Timeline of Interest Rates
Below, we show how U.S. interest rates have changed over the course of the pandemic:
|Date||Federal Funds Rate (Range)||Rate Change (bps)|
|July 27, 2022||2.25% to 2.50%||+75|
|June 16, 2022||1.50% to 1.75%||+75|
|May 5, 2022||0.75% to 1.00%||+50|
|March 17, 2022||0.25% to 0.50%||+25|
|March 16, 2020||0.00% to 0.25%||-100|
|March 3, 2020||1.00% to 1.25%||-150|
In early 2020, the Federal Reserve cut interest rates from 1% to 0% in emergency meetings. The U.S. economy then jumped back from its shortest recession ever recorded, partially supported by massive policy stimulus.
But by 2022, as the inflation rate hit 40-year highs, the central bank had to make its first rate increase in over two years. During the following Federal Reserve meetings, interest rates were then hiked 50 basis points, and then 75 basis points two times shortly after.
Despite these efforts to rein in inflation, price pressures remain high. The war in Ukraine, supply disruptions, and rising demand all contribute to higher prices, along with increasing public-debt loads. In fact, a Federal Reserve estimate suggests that inflation was 2.5% higher due to the $1.9 trillion stimulus, an effect of “fiscal inflation.”
Impact on the Treasury Yield Curve
The sharp rise in interest rates has sent shockwaves through markets. The S&P 500 Index has steadily declined 19% year-to-date, and the NASDAQ Composite Index has fallen over 27%.
Bond markets are also showing signs of uncertainty, with the 10-year minus 2-year Treasury yield curve acting as a prime example. This yield curve subtracts the return on short-term government bonds from long-term government bonds.
When long-term bond yields are lower than short-term yields—in other words, the yield curve inverts—it indicates that markets predict slower future growth.
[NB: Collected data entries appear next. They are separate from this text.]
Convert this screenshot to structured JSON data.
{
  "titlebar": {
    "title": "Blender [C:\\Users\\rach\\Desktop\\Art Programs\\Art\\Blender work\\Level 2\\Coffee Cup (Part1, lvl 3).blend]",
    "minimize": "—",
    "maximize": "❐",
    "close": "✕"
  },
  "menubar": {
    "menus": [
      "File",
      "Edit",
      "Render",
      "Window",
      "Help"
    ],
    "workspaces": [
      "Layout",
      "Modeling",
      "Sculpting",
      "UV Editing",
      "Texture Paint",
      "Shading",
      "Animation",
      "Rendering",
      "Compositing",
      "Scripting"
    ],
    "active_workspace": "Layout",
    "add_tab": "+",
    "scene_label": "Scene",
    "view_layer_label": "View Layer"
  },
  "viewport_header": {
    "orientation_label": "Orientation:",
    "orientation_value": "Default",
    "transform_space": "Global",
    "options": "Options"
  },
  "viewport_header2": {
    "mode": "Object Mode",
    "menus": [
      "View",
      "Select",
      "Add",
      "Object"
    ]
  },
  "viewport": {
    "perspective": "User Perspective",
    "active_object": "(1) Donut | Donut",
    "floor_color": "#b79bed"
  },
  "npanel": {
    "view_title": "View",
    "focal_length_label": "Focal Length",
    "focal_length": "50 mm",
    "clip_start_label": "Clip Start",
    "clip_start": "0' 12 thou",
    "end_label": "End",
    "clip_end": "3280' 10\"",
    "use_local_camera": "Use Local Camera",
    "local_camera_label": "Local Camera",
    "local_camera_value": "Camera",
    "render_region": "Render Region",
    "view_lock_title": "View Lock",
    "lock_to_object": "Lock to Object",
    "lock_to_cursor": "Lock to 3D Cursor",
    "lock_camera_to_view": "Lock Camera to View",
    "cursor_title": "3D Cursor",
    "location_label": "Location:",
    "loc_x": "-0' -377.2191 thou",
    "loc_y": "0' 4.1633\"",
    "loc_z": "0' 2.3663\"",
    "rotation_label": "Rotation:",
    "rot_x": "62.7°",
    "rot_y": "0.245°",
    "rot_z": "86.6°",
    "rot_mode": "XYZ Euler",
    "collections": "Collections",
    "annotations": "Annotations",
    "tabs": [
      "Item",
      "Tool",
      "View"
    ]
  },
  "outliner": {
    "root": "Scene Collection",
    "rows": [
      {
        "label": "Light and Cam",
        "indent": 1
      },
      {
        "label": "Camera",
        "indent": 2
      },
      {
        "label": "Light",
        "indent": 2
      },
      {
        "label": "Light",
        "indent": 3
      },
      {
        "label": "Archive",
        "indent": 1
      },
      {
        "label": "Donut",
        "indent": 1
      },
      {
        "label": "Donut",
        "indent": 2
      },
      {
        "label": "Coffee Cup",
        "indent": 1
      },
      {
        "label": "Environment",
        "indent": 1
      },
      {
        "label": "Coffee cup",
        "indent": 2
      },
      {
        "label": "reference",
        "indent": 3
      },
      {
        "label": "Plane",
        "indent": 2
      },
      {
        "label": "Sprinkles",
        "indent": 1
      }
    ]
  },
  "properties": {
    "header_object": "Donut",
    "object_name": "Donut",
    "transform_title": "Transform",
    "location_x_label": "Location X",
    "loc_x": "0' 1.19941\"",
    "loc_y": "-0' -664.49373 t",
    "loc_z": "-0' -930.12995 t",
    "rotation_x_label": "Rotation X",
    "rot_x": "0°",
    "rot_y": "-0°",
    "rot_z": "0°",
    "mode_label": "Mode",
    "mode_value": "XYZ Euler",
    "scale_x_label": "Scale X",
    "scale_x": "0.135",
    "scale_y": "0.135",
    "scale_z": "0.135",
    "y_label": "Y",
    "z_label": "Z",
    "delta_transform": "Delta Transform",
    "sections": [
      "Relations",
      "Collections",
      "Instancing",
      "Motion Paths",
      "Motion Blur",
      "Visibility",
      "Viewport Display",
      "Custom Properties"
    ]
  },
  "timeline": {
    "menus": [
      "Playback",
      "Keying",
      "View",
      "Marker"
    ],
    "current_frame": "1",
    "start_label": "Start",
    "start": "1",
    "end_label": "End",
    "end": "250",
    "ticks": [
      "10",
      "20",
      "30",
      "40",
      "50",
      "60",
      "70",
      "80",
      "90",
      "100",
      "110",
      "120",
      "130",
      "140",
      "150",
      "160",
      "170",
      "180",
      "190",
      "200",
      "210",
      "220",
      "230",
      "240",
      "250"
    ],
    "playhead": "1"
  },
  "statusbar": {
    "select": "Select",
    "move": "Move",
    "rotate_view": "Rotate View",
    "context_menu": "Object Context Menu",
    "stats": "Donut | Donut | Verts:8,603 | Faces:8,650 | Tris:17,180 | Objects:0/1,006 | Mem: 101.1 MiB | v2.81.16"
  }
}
In recent history, the yield curve inverting has often signaled a recession. The table below shows periods of yield curve inversions for one month or more since 1978.
|Yield Curve Inversion Date||Number of Months||Maximum Difference (10 yr - 2 yr bps)|
*Data as of September 9, 2022
Source: Federal Reserve
For example, the yield curve inverted in February 2000 to a bottom of -51 basis points difference between the 10-year Treasury yield and the 2-year Treasury yield. In March 2001, the U.S. economy went into recession as the Dotcom Bubble burst.
More recently, the yield curve has inverted to its steepest level in two decades.
This trend is extending to other countries as well. Both New Zealand and the UK’s yield curves inverted in August. In Australia, the yield spread between 3-year and 10-year bond futures—its primary measure—was at its narrowest in a decade.
What’s On the Horizon?
Sustained Treasury yield inversions have sometimes occurred after tightening monetary policy.
In both 1980 and 2000, the Federal Reserve increased interest rates to fight inflation. For instance, when interest rates jumped to 20% in 1981 under Federal Reserve Chairman Paul Volcker, the U.S. Treasury yield inverted over 150 basis points.
This suggests that monetary policy can have a large impact on the direction of the yield curve. That’s because short-term interest rates rise when the central bank raises interest rates to combat inflation.
On the flip side, long-term bonds like the 10-year Treasury yield can be affected by growth prospects and market sentiment. If growth expectations are low and market uncertainty is high, it may cause yields to fall. Taken together, whether or not the economy could be headed for a recession remains unclear.